Following this the entire media, government and establishment went into overdrive. They cast the community, AAA, the Socialist Party, and Paul Murphy, as being a violent, anti-democratic mob.
This was a spontaneous mobilisation of hundreds of people in the community. When word spread that Joan Burton was in the area, it was inevitable that the raw anger and disgust people feel, particularly at Labour's sell-out, was going to be expressed.
The events are being consciously exaggerated. The Taoiseach (prime minister) Enda Kenny ridiculously said that in effect that Joan Burton had been kidnapped.

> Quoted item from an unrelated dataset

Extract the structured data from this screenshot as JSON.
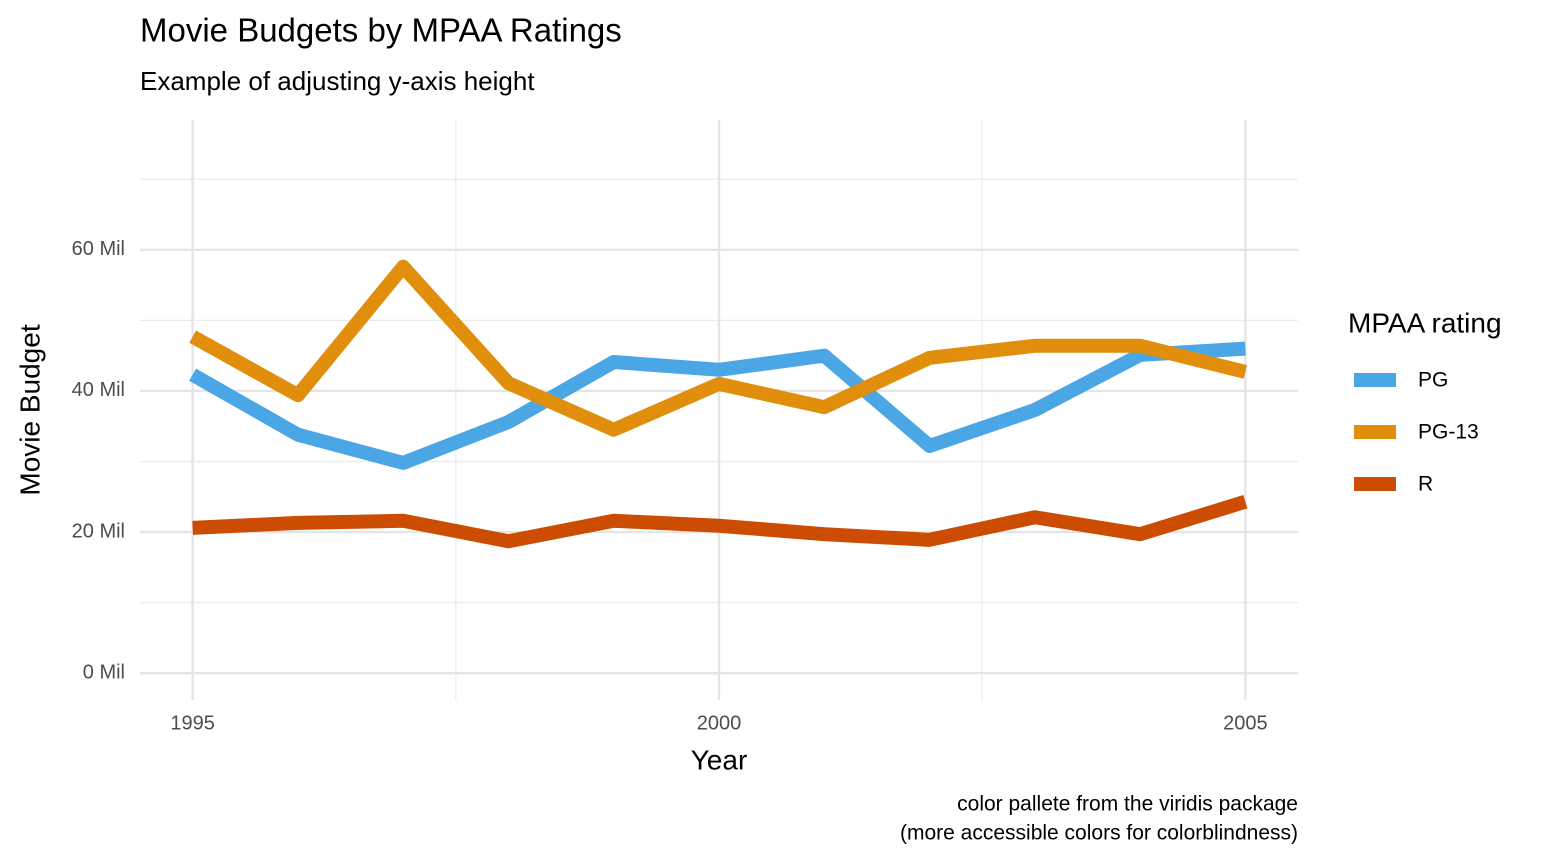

Paul Murphy has been accused of multiple crimes including, disgracefully, incitement to hatred and leading a mob. The reality is that Paul was one of the victims of a very heavy-handed approach by the police. There is video evidence that their actions caused him to be choked and to end up bare chested after his clothes were dragged off him.
The coverage of this protest and in particular the demonisation of Paul Murphy, the Socialist Party and AAA, has dominated the news since. We and the community of Jobstown have nothing to apologise for. It is not the working class fighting back that is the threat to democracy, but politicians and parties that break their promises when in power. If they think it's business as usual and that government politicians will be welcomed regardless of the policies they are implementing, they are making a bad mistake.

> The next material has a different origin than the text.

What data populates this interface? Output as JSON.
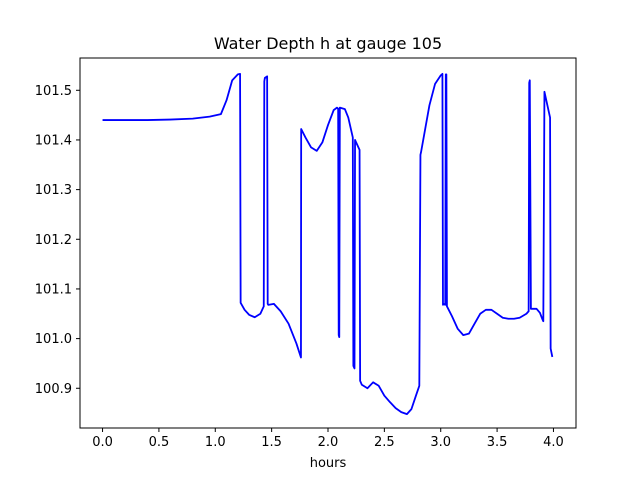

The equating, by a Fine Gael TD in the Dáil (parliament), of the protest in Jobstown and Paul Murphy's role to that of the Islamic State is disgusting. The idea has also been put that the people of Jobstown, the Socialist Party and other activists are part of a dangerous "sinister fringe".
But these attempts are failing. An online poll found 49% disagreed with the protest, 45% agreed and the rest didn't know.

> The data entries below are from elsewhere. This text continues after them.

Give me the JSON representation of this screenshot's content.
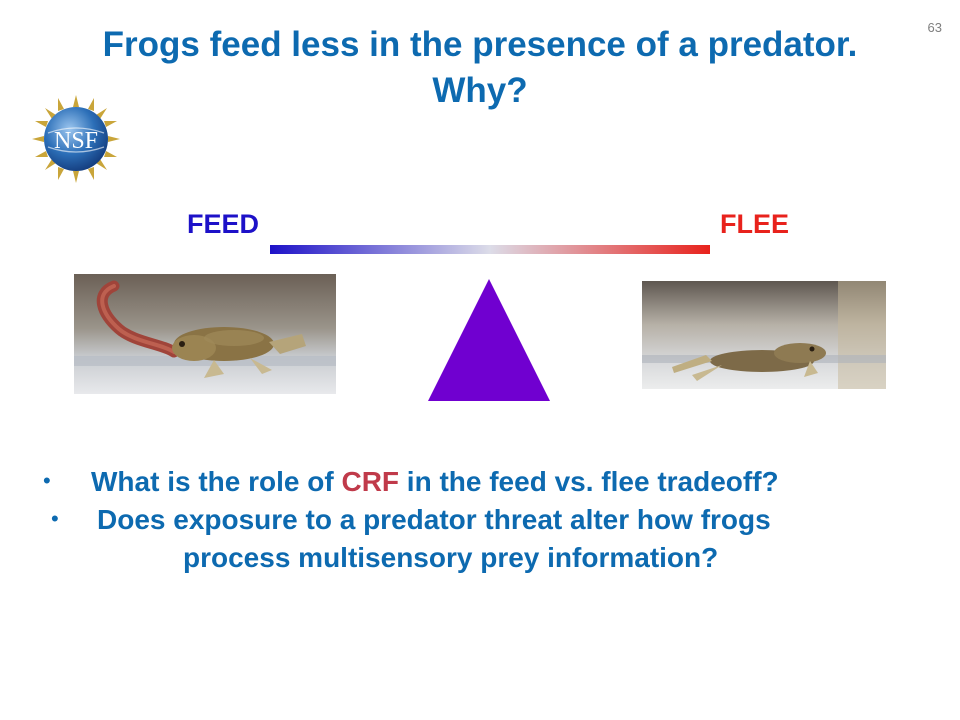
{
  "slide": {
    "number": "63"
  },
  "title": {
    "line1": "Frogs feed less in the presence of a predator.",
    "line2": "Why?"
  },
  "logo": {
    "text": "NSF",
    "colors": {
      "globe": "#2c6fb8",
      "stars": "#c9a53a"
    }
  },
  "balance": {
    "left_label": "FEED",
    "right_label": "FLEE",
    "colors": {
      "feed": "#1d11c8",
      "flee": "#e8221c",
      "fulcrum": "#7000d0"
    }
  },
  "bullets": {
    "dot": "•",
    "item1": {
      "before": "What is the role of ",
      "highlight": "CRF",
      "after": " in the feed vs. flee tradeoff?"
    },
    "item2": {
      "line1": "Does exposure to a predator threat alter how frogs",
      "line2": "process multisensory prey information?"
    }
  }
}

Paul Murphy's strong defence of the community of Jobstown in the media, powerfully backed up by Socialist Party TDs Ruth Coppinger and Joe Higgins, has had an important impact in exposing the distortions. Paul has been warmly welcomed at meetings since the protest, including receiving spontaneous applause when entering the room.
Neither has the government had success with their attempt to make the water charges acceptable. They have made major cuts to the bills, delayed the start date, suspended metered bills, and are giving €100 back to people if they register with Irish Water.
But it is widely understood that the lower charge would be increased once accepted and so the campaign to completely scrap the charges must continue. Recent polls show anywhere from 60% to 82% planning not to pay.
There is a significant prospect that the water charges will be an intractable crisis for this government, and could even lead to its collapse. The activists who have emerged in this new sweeping movement should consider what they can do to ensure that people are given a real choice in the election, whenever it may be. We need a fighting, working class and genuinely left alternative.
If a slate or umbrella stood on the programme below, it could achieve a huge breakthrough:
- Mass non-payment of water charges
- Scrap the water charges and all the new taxes and charges
- No support for coalition government with the parties of the capitalist establishment
- For a government that breaks with austerity and capitalism - put the key economic resources under democratic public ownership to ensure people come before profit
On this basis a strong and principled working class left could emerge out of the next general election, not just as a force in the Dáil but as a real force in the communities and the workplaces. The political situation in the country could be completely changed. Such a force could put a real fight for genuine democratic socialist change on the agenda.